Jean Piaget (1896 – 1980) soutient que ce modèle sous-estime le rôle de l’élève et de ses processus congnitifs dans la construction de son savoir. Le plus judicieux –et je rejoins ici l’approche socio-constrictiviste- est d’impliquer l’apprenant dans la construction de son savoir. L’enfant essaye, recommence s’il y a lieu, commet des erreurs, se corrige. Il apprend et découvre des règles, des concepts, des mécanismes et met en place des stratégies de résolution de problèmes. 

Néanmoins, sur un plan pratique, cela n’est pas de tout repos aussi bien pour l’enseignant-animateur que pour l’enfant-acteur-de-ses-apprentissages. La psychanalyse nous explique le processus et le chemin sinueux et semé d’embuche qu’emprunte l’individu pour accéder à l’apprendre. En construisant lui-même son savoir, l’élève est confronté à des situations-problèmes nouvelles qu’il tente de résoudre en mobilisant ses savoirs, savoir-faire et savoir-être. Il est alors mis dans un processus d’assimilation. S’il ne parvient pas à débloquer la situation, il est déséquilibré et se trouve dans une situation de conflit cognitif angoissante. Ceci est susceptible d’entraîner chez certains sujets un choc dû à une perte de repères car, comme dit Bachelard, « la compréhension s’acquiert contre une connaissance antérieure en détruisant des connaissances mal faites ». C’est surtout là qu’intervient le travail psychanalytique sur l’enfant. Chaque individu appréhende cette situation selon ses caractéritiques psychiques. Si certains « laissent tomber » à la première difficulté rencontrée avec toutes les conséquences graves que cela peut entraîner sur leur comportement d’apprenant, d’autres en revanche persévèrent, revisitent ce qu’ils savent, construisent les connaissances qui leur manquent pour s’accommoder au problème posé. Ils réfléchissent sur et dans l’action, en interaction avec les autres. Peu à peu, ces derniers parviennent à résoudre « leur » problème et le déséquilibre est surmonté et on entend alors dans la classe des cris de satisfaction du genre : « Eurêka ! J’ai trouvé la solution ! ». L’enfant éprouve de la jubilation de l’émotion, de la fièrté d’avoir accompli « tout seul » une tâche utile. C’est ainsi que l’élève retrouve l’équilibre et apprend à structurer ses connaissances afin de mieux résoudre de façon autonome les nouveaux problèmes qui lui seront posés.

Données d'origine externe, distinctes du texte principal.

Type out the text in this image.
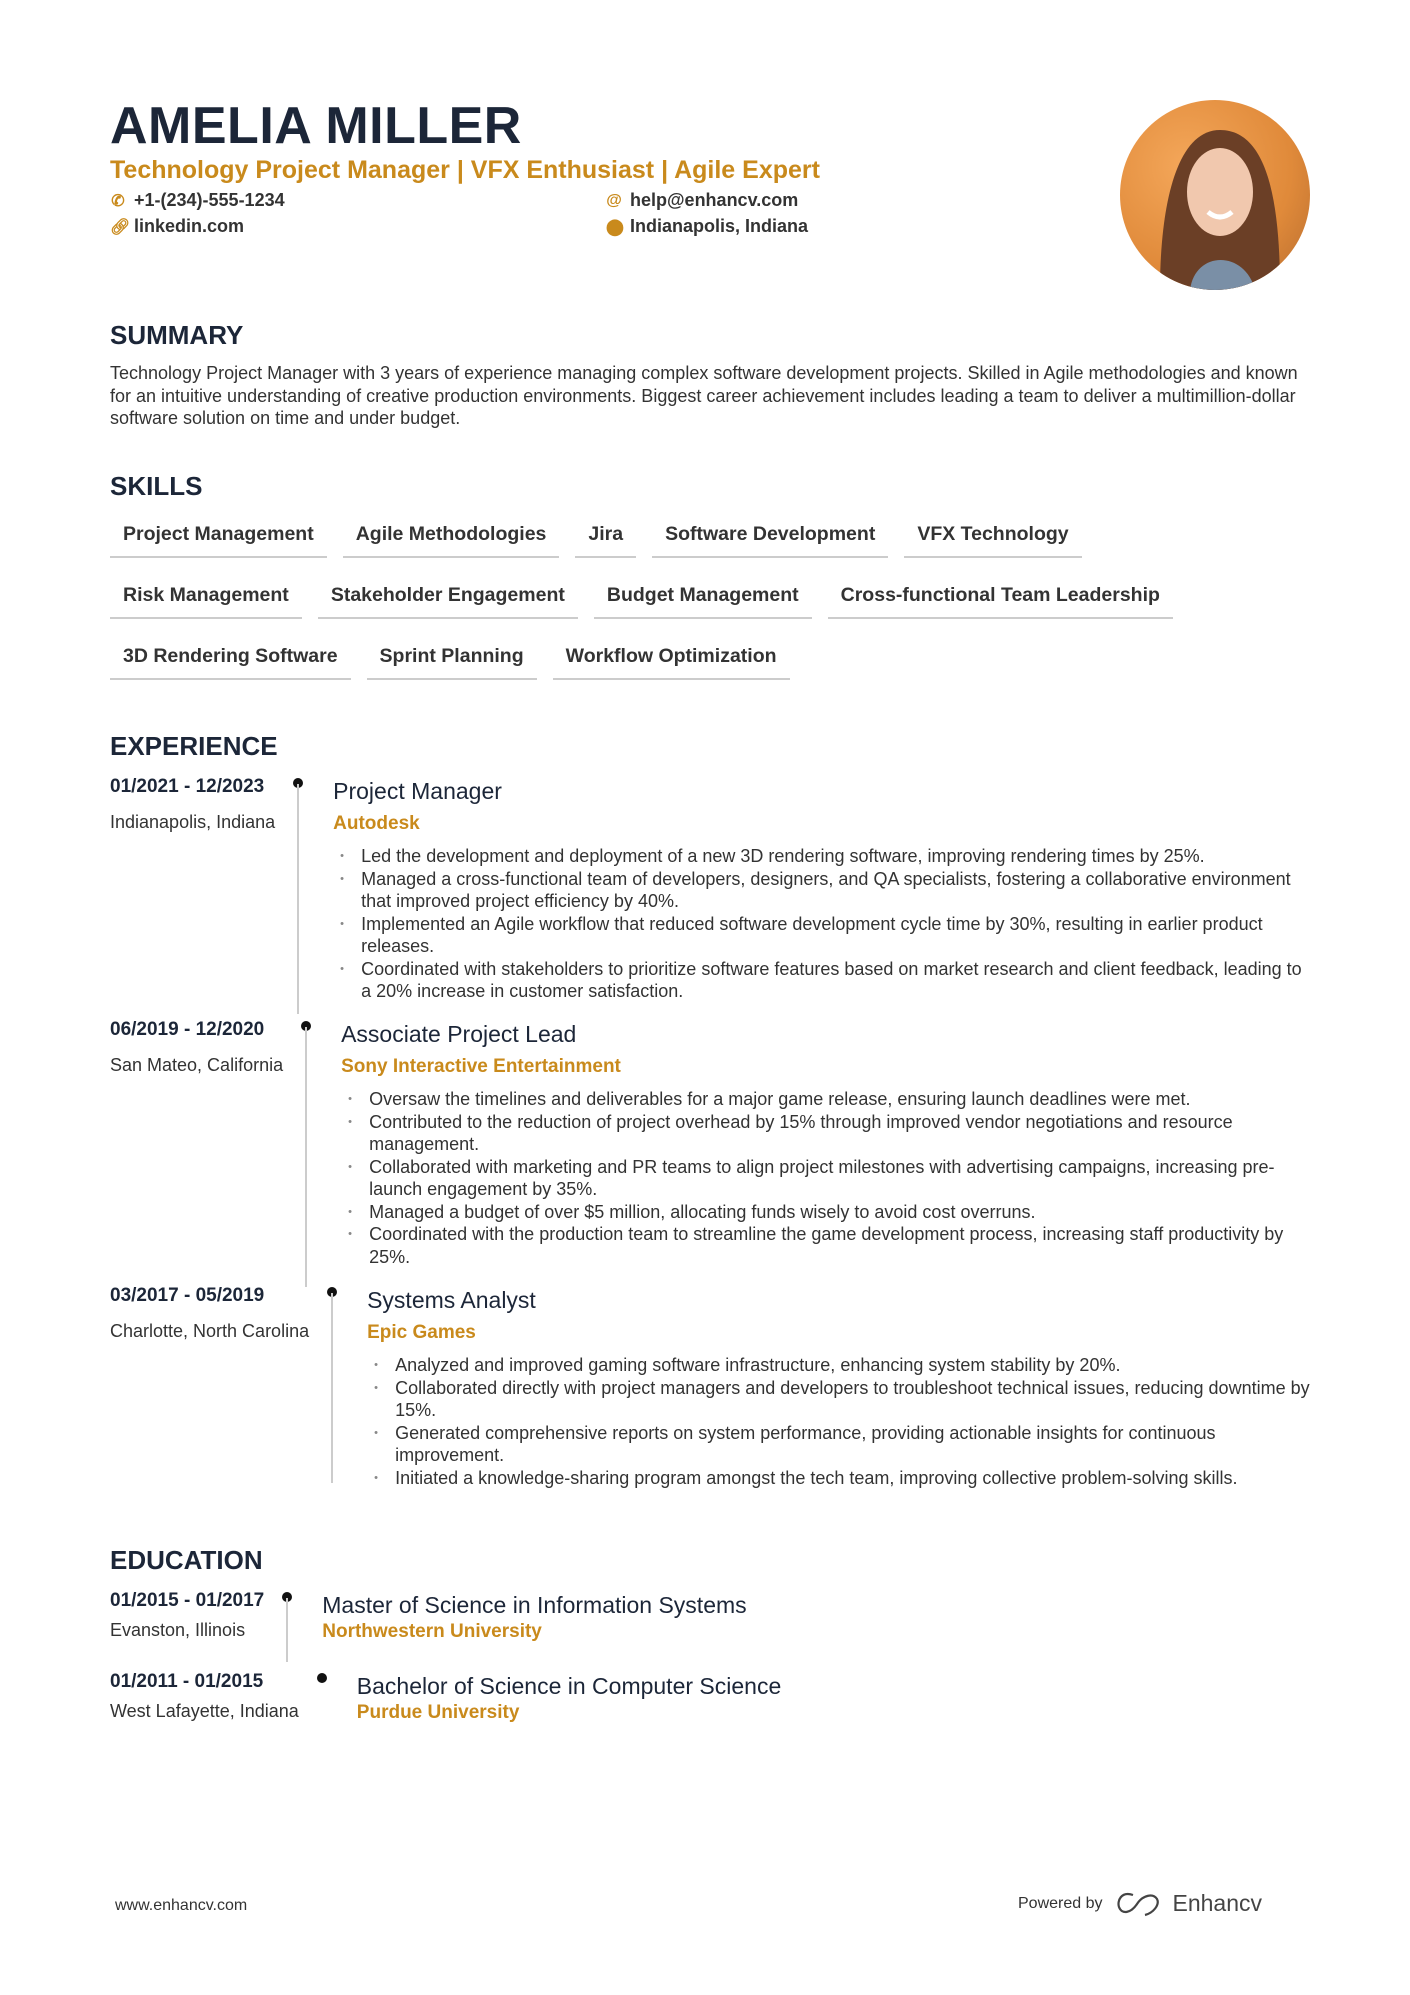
AMELIA MILLER
Technology Project Manager | VFX Enthusiast | Agile Expert
✆ +1-(234)-555-1234	@ help@enhancv.com
🔗︎ linkedin.com	⬤ Indianapolis, Indiana
SUMMARY
Technology Project Manager with 3 years of experience managing complex software development projects. Skilled in Agile methodologies and known for an intuitive understanding of creative production environments. Biggest career achievement includes leading a team to deliver a multimillion-dollar software solution on time and under budget.
SKILLS
Project Management	Agile Methodologies	Jira	Software Development	VFX Technology
Risk Management	Stakeholder Engagement	Budget Management	Cross-functional Team Leadership
3D Rendering Software	Sprint Planning	Workflow Optimization
EXPERIENCE
01/2021 - 12/2023
Indianapolis, Indiana
Project Manager
Autodesk
• Led the development and deployment of a new 3D rendering software, improving rendering times by 25%.
• Managed a cross-functional team of developers, designers, and QA specialists, fostering a collaborative environment that improved project efficiency by 40%.
• Implemented an Agile workflow that reduced software development cycle time by 30%, resulting in earlier product releases.
• Coordinated with stakeholders to prioritize software features based on market research and client feedback, leading to a 20% increase in customer satisfaction.
06/2019 - 12/2020
San Mateo, California
Associate Project Lead
Sony Interactive Entertainment
• Oversaw the timelines and deliverables for a major game release, ensuring launch deadlines were met.
• Contributed to the reduction of project overhead by 15% through improved vendor negotiations and resource management.
• Collaborated with marketing and PR teams to align project milestones with advertising campaigns, increasing pre-launch engagement by 35%.
• Managed a budget of over $5 million, allocating funds wisely to avoid cost overruns.
• Coordinated with the production team to streamline the game development process, increasing staff productivity by 25%.
03/2017 - 05/2019
Charlotte, North Carolina
Systems Analyst
Epic Games
• Analyzed and improved gaming software infrastructure, enhancing system stability by 20%.
• Collaborated directly with project managers and developers to troubleshoot technical issues, reducing downtime by 15%.
• Generated comprehensive reports on system performance, providing actionable insights for continuous improvement.
• Initiated a knowledge-sharing program amongst the tech team, improving collective problem-solving skills.
EDUCATION
01/2015 - 01/2017
Evanston, Illinois
Master of Science in Information Systems
Northwestern University
01/2011 - 01/2015
West Lafayette, Indiana
Bachelor of Science in Computer Science
Purdue University
www.enhancv.com	Powered by	Enhancv
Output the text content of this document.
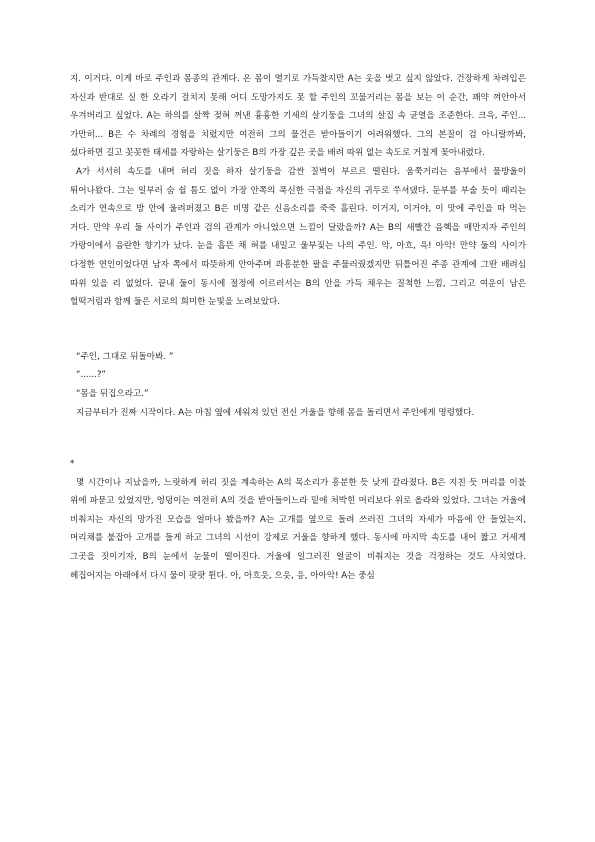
지. 이거다. 이게 바로 주인과 몸종의 관계다. 온 몸이 열기로 가득찼지만 A는 옷을 벗고 싶지 않았다. 건장하게 차려입은 자신과 반대로 실 한 오라기 걸치지 못해 어디 도망가지도 못 할 주인의 꼬물거리는 몸을 보는 이 순간, 꽤약 껴안아서 우겨버리고 싶었다. A는 하의를 살짝 젖혀 꺼낸 흉흉한 기세의 살기둥을 그녀의 살집 속 균열을 조준한다. 크윽, 주인... 가만히... B은 수 차례의 경험을 치렀지만 여전히 그의 물건은 받아들이기 어려워했다. 그의 본질이 검 아니랄까봐, 섰다하면 길고 꼿꼿한 태세를 자랑하는 살기둥은 B의 가장 깊은 곳을 배려 따위 없는 속도로 거칠게 꽂아내렸다.

A가 서서히 속도를 내며 허리 짓을 하자 살기둥을 감싼 질벽이 부르르 떨린다. 움쭉거리는 음부에서 물방울이 튀어나왔다. 그는 일부러 숨 쉴 틈도 없이 가장 안쪽의 푹신한 극점을 자신의 귀두로 쑤셔댔다. 둔부를 부술 듯이 때리는 소리가 연속으로 방 안에 울려퍼졌고 B은 비명 같은 신음소리를 죽죽 흘린다. 이거지, 이거야, 이 맛에 주인을 따 먹는 거다. 만약 우리 둘 사이가 주인과 검의 관계가 아니었으면 느낌이 달랐을까? A는 B의 새빨간 음핵을 매만지자 주인의 가랑이에서 음란한 향기가 났다. 눈을 흡뜬 채 혀를 내밀고 울부짖는 나의 주인. 악, 아흐, 윽! 아악! 만약 둘의 사이가 다정한 연인이었다면 남자 쪽에서 따뜻하게 안아주며 과흥분한 팔을 주물러줬겠지만 뒤틀어진 주종 관계에 그딴 배려심 따위 있을 리 없었다. 끝내 둘이 동시에 절정에 이르러서는 B의 안을 가득 채우는 질척한 느낌, 그리고 여운이 남은 헐떡거림과 함께 둘은 서로의 희미한 눈빛을 노려보았다.

“주인, 그대로 뒤돌아봐. ”

“......?”

“몸을 뒤집으라고.”

지금부터가 진짜 시작이다. A는 마침 옆에 세워져 있던 전신 거울을 향해 몸을 돌리면서 주인에게 명령했다.

*

몇 시간이나 지났을까, 느릿하게 허리 짓을 계속하는 A의 목소리가 흥분한 듯 낮게 갈라졌다. B은 지친 듯 머리를 이불 위에 파묻고 있었지만, 엉덩이는 여전히 A의 것을 받아들이느라 밑에 처박힌 머리보다 위로 올라와 있었다. 그녀는 거울에 비춰지는 자신의 망가진 모습을 얼마나 봤을까? A는 고개를 옆으로 돌려 쓰러진 그녀의 자세가 마음에 안 들었는지, 머리채를 붙잡아 고개를 들게 하고 그녀의 시선이 강제로 거울을 향하게 했다. 동시에 마지막 속도를 내어 짧고 거세게 그곳을 짓이기자, B의 눈에서 눈물이 떨어진다. 거울에 일그러진 얼굴이 비춰지는 것을 걱정하는 것도 사치였다. 헤집어지는 아래에서 다시 물이 팟팟 튄다. 아, 아흐읏, 으읏, 응, 아아악! A는 중심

Contrairement à l’expression « ça y est, j’ai compris ! » citée dans le texte de Mireille Cifali, moi je préfère entendre chez les apprenants « ça y est, j’ai trouvé la solution !». En effet, la première révèle que l’élève a assimilé les savoirs qu’on lui a présentés et prouve que l’enseignement s’opère dans une approche par les contenus qui met, encore une fois, l’accent sur les savoirs. Tandis que la seconde elle est la preuve que l’enfant a acquis une nouvelle compétence car l’important n’est pas de comprendre mais de ce qu’on peut faire de ce qu’on a compris !          

Là-dessus, je pense qu’on ne peut apprendre qu’à partir de ce qu’on sait déjà (l’inné, l’acquis), de ce qu’on est déjà (l’être psychologie mais aussi physique et physiologique) et de ce qu’on est par rapport aux autres (altérité). L’intelligence et la raison sont des qualités et des atouts indéniables certes mais elles ne suffisent. L’important n’est pas seulement d’avoir des dons et des acquis mais d’être. Et c’est exactement cet être qui échappe aux éducateurs et qui ne peut être appréhendé et saisi que par le biais de la psychanalyse, cette technique d'investigation psychologique freudienne par analyse du psychisme à travers l'inconscient, appliquée dans le domaine pédagogique. D’où l’importance de l’apport de cette discipline dans le pédagogique même si Freud range l’éducation parmi les trois professions impossibles, à savoir gouverner, éduquer et soigner !

Par Karim Kherbouche


- Les élèves n’ont pas tous le même rythme d’apprentissage, les uns apprennent plus vite que d’autres. Et chacun a son style d’apprentissage : si, par exemple, les uns aimeraient apprendre l’écrit, d’autres préfèreraient perfectionner l’expression orale.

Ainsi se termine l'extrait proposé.